Tomosynthesis added to digital mammography is associated with an increase in the detection of breast cancers as well as a decrease in call-back rates, according to a study published in the June 25 issue of the Journal of the American Medical Association.
Sarah Friedewald, M.D., of Advocate Lutheran General Hospital, and colleagues, conducted the study using data from 13 health centers in which they compared outcomes for women screened for breast cancer the year before tomosynthesis was introduced at each breast center to outcomes for those screened after the introduction of tomosynthesis.
They evaluated a total more than 450,000 examinations--281,187 digital mammograms and 173,663 digital mammograms plus tomosynthesis--and found that with the addition of tomosynthesis one extra cancer was detected for every 1,000 breast exams performed. Additionally, 16 fewer women were asked back for additional screening per 1,000 breast exams.

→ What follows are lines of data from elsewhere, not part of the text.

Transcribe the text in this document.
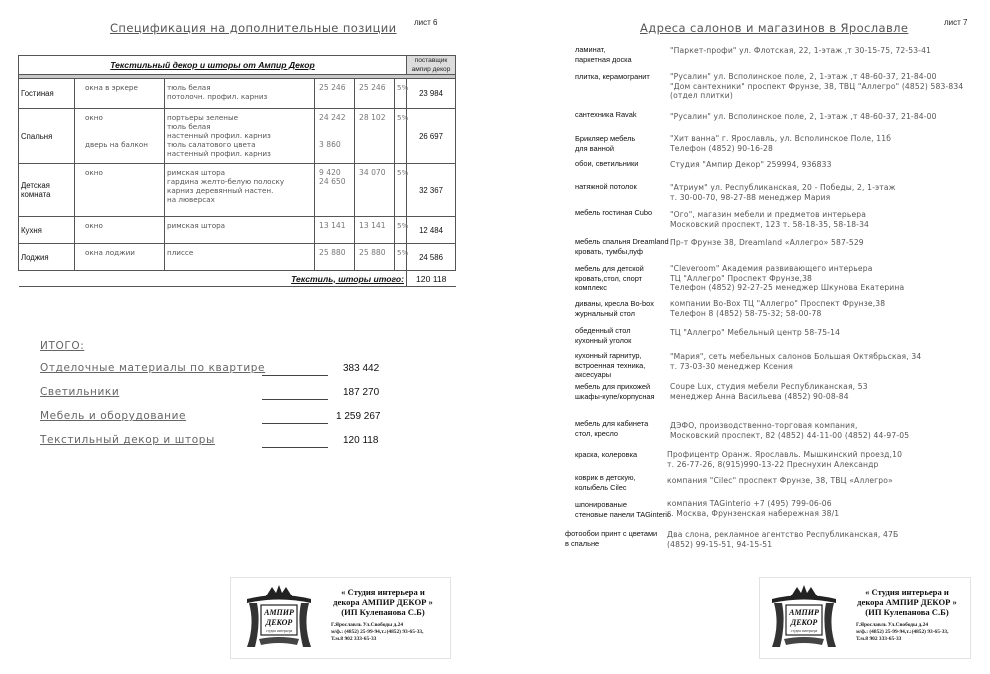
Спецификация на дополнительные позиции лист 6
Текстильный декор и шторы от Ампир Декор						поставщик
ампир декор

Гостиная	окна в эркере	тюль белая
потолочн. профил. карниз	25 246	25 246	5%	23 984
Спальня	окно

дверь на балкон	портьеры зеленые
тюль белая
настенный профил. карниз
тюль салатового цвета
настенный профил. карниз	24 242

3 860	28 102	5%	26 697
Детская комната	окно	римская штора
гардина желто-белую полоску
карниз деревянный настен.
на люверсах	9 420
24 650	34 070	5%	32 367
Кухня	окно	римская штора	13 141	13 141	5%	12 484
Лоджия	окна лоджии	плиссе	25 880	25 880	5%	24 586
Текстиль, шторы итого:						120 118
ИТОГО:
Отделочные материалы по квартире	383 442
Светильники	187 270
Мебель и оборудование	1 259 267
Текстильный декор и шторы	120 118
Адреса салонов и магазинов в Ярославле	лист 7
ламинат,
паркетная доска
"Паркет-профи" ул. Флотская, 22, 1-этаж ,т 30-15-75, 72-53-41
плитка, керамогранит	"Русалин" ул. Всполинское поле, 2, 1-этаж ,т 48-60-37, 21-84-00
"Дом сантехники" проспект Фрунзе, 38, ТВЦ "Аллегро" (4852) 583-834
(отдел плитки)
сантехника Ravak	"Русалин" ул. Всполинское поле, 2, 1-этаж ,т 48-60-37, 21-84-00
Брикляер мебель
для ванной
"Хит ванна" г. Ярославль, ул. Всполинское Поле, 11б
Телефон (4852) 90-16-28
обои, светильники	Студия "Ампир Декор" 259994, 936833
натяжной потолок	"Атриум" ул. Республиканская, 20 - Победы, 2, 1-этаж
т. 30-00-70, 98-27-88 менеджер Мария
мебель гостиная Cubo "Ого", магазин мебели и предметов интерьера
Московский проспект, 123 т. 58-18-35, 58-18-34
мебель спальня Dreamland
кровать, тумбы,пуф
Пр-т Фрунзе 38, Dreamland «Аллегро» 587-529
мебель для детской
кровать,стол, спорт
комплекс
"Cleveroom" Академия развивающего интерьера
ТЦ "Аллегро" Проспект Фрунзе,38
Телефон (4852) 92-27-25 менеджер Шкунова Екатерина
диваны, кресла Bo-box
журнальный стол
компании Bo-Box ТЦ "Аллегро" Проспект Фрунзе,38
Телефон 8 (4852) 58-75-32; 58-00-78
обеденный стол
кухонный уголок
ТЦ "Аллегро" Мебельный центр 58-75-14
кухонный гарнитур,
встроенная техника,
аксесуары
"Мария", сеть мебельных салонов Большая Октябрьская, 34
т. 73-03-30 менеджер Ксения
мебель для прихожей
шкафы-купе/корпусная
Coupe Lux, студия мебели Республиканская, 53
менеджер Анна Васильева (4852) 90-08-84
мебель для кабинета
стол, кресло
ДЭФО, производственно-торговая компания,
Московский проспект, 82 (4852) 44-11-00 (4852) 44-97-05
краска, колеровка	Профицентр Оранж. Ярославль. Мышкинский проезд,10
т. 26-77-26, 8(915)990-13-22 Преснухин Александр
коврик в детскую,
колыбель Cilec
компания "Cilec" проспект Фрунзе, 38, ТВЦ «Аллегро»
шпонированые
стеновые панели TAGinterio
компания TAGinterio +7 (495) 799-06-06
г. Москва, Фрунзенская набережная 38/1
фотообои принт с цветами
в спальне
Два слона, рекламное агентство Республиканская, 47Б
(4852) 99-15-51, 94-15-51
АМПИР
ДЕКОР
студия интерьера
« Студия интерьера и
декора АМПИР ДЕКОР »
(ИП Кулепанова С.Б)
Г.Ярославль Ул.Свободы д.24
м/ф.: (4852) 25-99-94,т.:(4852) 93-65-33,
Т.м.8 902 333-65-33
АМПИР
ДЕКОР
студия интерьера
« Студия интерьера и
декора АМПИР ДЕКОР »
(ИП Кулепанова С.Б)
Г.Ярославль Ул.Свободы д.24
м/ф.: (4852) 25-99-94,т.:(4852) 93-65-33,
Т.м.8 902 333-65-33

"This study confirms what we already know: 3-D mammography finds more of the invasive, harmful cancers we want found and saves women the anxiety and cost of having additional exams for what turns out to be a false alarm," study co-author Donna Plecha, M.D., director of breast imaging at University Hospital Case Medical Center in Cleveland, said in an announcement. "This study provides us with firm data that 3-D mammography is a better test for detecting breast cancer early when it is treatable."
Similar research published in Radiology determined tomosynthesis to be effective at reducing recall rates in breast cancer screening. In that study, researchers compared recall and cancer detection rates in two groups of women: those receiving digital mammography alone and those who underwent tomosynthesis as well as mammography. They found that the cancer detection rate was 5.7 per 1,000 in patients receiving tomosynthesis, compared with 5.2 per 1,000 in patients receiving mammography alone. The addition of tomosynthesis resulted in a 30 percent reduction in the overall recall rate, from 12 percent for mammography alone to 8.4 percent in the tomosynthesis group.
In an editorial accompanying the new study, Etta Pisano, M.D., of the Medical University of South Carolina and Martin Yaffe, Ph.D., of the University of Toronto, suggested that those who question the benefits of mammography compared to its associated harms might not be convinced by the evidence presented.
Still, they said, the new research adds "considerable evidence to the current knowledge of how tomosynthesis performs in everyday practice."
"For those who interpret the evidence to suggest that screening saves lives without undue false-positive results and overdiagnoses, this study contributes to the case for tomosynthesis over digital mammography," they said.